Greenlane Holdings Inc. (GNLN) sells cannabis accessories, cannabis compound cannabidiol (CBD), liquid nicotine products, as well as other house brands.

Let’s take a look at the company’s latest financial performance and risk factors. (See Greenlane Holdings stock charts on TipRanks)

Greenlane’s Financial Performance

Total revenues were $34.7 million in Q2, up 7.1% year-over-year. Core revenues, or non-nicotine revenues, increased 14.9% to $34.5 million, while Greenlane Brands’ revenues came in at $9.0 million, up 62.5% year-over-year.

The gross profit margin was 22.4% in Q2 versus 21.0% in the year-ago quarter.

Greenlane Holdings’ Risk Factors

According to the new Tipranks Risk Factors tool, Greenlane’s main risk category is Legal & Regulatory, which accounts for 27% of the total 88 risks identified.

Greenlane has updated its risk profile to introduce one new risk factor under the Tech & Innovation category.

Under the Technology sub-category, the company said, “The implementation of new ERP system could create significant disruptions to our business.”

The company announced in 2020 that it has started implementing a new multi-year enterprise resource planning (ERP) system to replace the company’s other existing key financial systems.

Though the ERP installation is scheduled to be finished in 2021, the firm highlights that due to the project’s complexity and resource requirements, the implementation could be delayed.

Greenlane further warns that if the new ERP system’s deployment in the United States and Europe is delayed, the firm would experience significant interruptions, which will negatively impact its financial performance.

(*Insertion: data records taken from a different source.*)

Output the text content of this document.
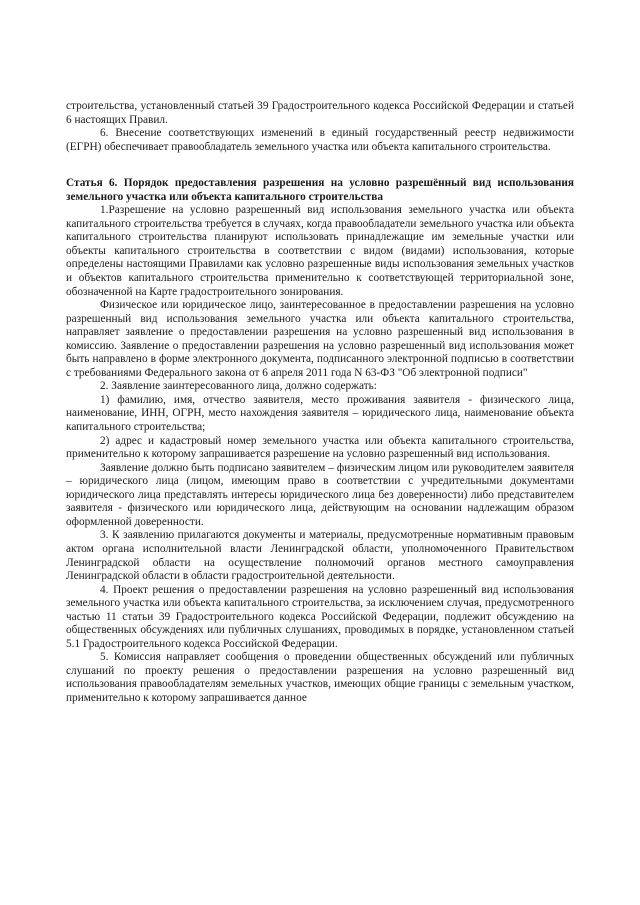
строительства, установленный статьей 39 Градостроительного кодекса Российской Федерации и статьей 6 настоящих Правил.

6. Внесение соответствующих изменений в единый государственный реестр недвижимости (ЕГРН) обеспечивает правообладатель земельного участка или объекта капитального строительства.

Статья 6. Порядок предоставления разрешения на условно разрешённый вид использования земельного участка или объекта капитального строительства

1.Разрешение на условно разрешенный вид использования земельного участка или объекта капитального строительства требуется в случаях, когда правообладатели земельного участка или объекта капитального строительства планируют использовать принадлежащие им земельные участки или объекты капитального строительства в соответствии с видом (видами) использования, которые определены настоящими Правилами как условно разрешенные виды использования земельных участков и объектов капитального строительства применительно к соответствующей территориальной зоне, обозначенной на Карте градостроительного зонирования.

Физическое или юридическое лицо, заинтересованное в предоставлении разрешения на условно разрешенный вид использования земельного участка или объекта капитального строительства, направляет заявление о предоставлении разрешения на условно разрешенный вид использования в комиссию. Заявление о предоставлении разрешения на условно разрешенный вид использования может быть направлено в форме электронного документа, подписанного электронной подписью в соответствии с требованиями Федерального закона от 6 апреля 2011 года N 63-ФЗ "Об электронной подписи"

2. Заявление заинтересованного лица, должно содержать:

1) фамилию, имя, отчество заявителя, место проживания заявителя - физического лица, наименование, ИНН, ОГРН, место нахождения заявителя – юридического лица, наименование объекта капитального строительства;

2) адрес и кадастровый номер земельного участка или объекта капитального строительства, применительно к которому запрашивается разрешение на условно разрешенный вид использования.

Заявление должно быть подписано заявителем – физическим лицом или руководителем заявителя – юридического лица (лицом, имеющим право в соответствии с учредительными документами юридического лица представлять интересы юридического лица без доверенности) либо представителем заявителя - физического или юридического лица, действующим на основании надлежащим образом оформленной доверенности.

3. К заявлению прилагаются документы и материалы, предусмотренные нормативным правовым актом органа исполнительной власти Ленинградской области, уполномоченного Правительством Ленинградской области на осуществление полномочий органов местного самоуправления Ленинградской области в области градостроительной деятельности.

4. Проект решения о предоставлении разрешения на условно разрешенный вид использования земельного участка или объекта капитального строительства, за исключением случая, предусмотренного частью 11 статьи 39 Градостроительного кодекса Российской Федерации, подлежит обсуждению на общественных обсуждениях или публичных слушаниях, проводимых в порядке, установленном статьей 5.1 Градостроительного кодекса Российской Федерации.

5. Комиссия направляет сообщения о проведении общественных обсуждений или публичных слушаний по проекту решения о предоставлении разрешения на условно разрешенный вид использования правообладателям земельных участков, имеющих общие границы с земельным участком, применительно к которому запрашивается данное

On the brighter side, the overall sector average for the Finance & Corporate risk factor is 39%, higher than the average risks in that category for Greenlane, which is 23.9%.

Analysts’ Take

On September 1, Greenlane announced the completion of its merger with KushCo Holdings, a provider of ancillary products and services to the legal cannabis industry.

In response to the merger, Cowen analyst Vivien Azer initiated a Buy rating on the stock with a price target of $5 (90.1% upside potential).

Azer commented, “Combined, the company will be a clear leader in the ancillary cannabis space where distinct customer bases should provide a platform for cross-selling opportunities and scale in addition to cost efficiencies.”

Overall, the stock has a Moderate Buy consensus rating based on 2 Buys.

The average GNLN price target is $5.50, reflecting 12-month upside potential of 109.1% from current levels.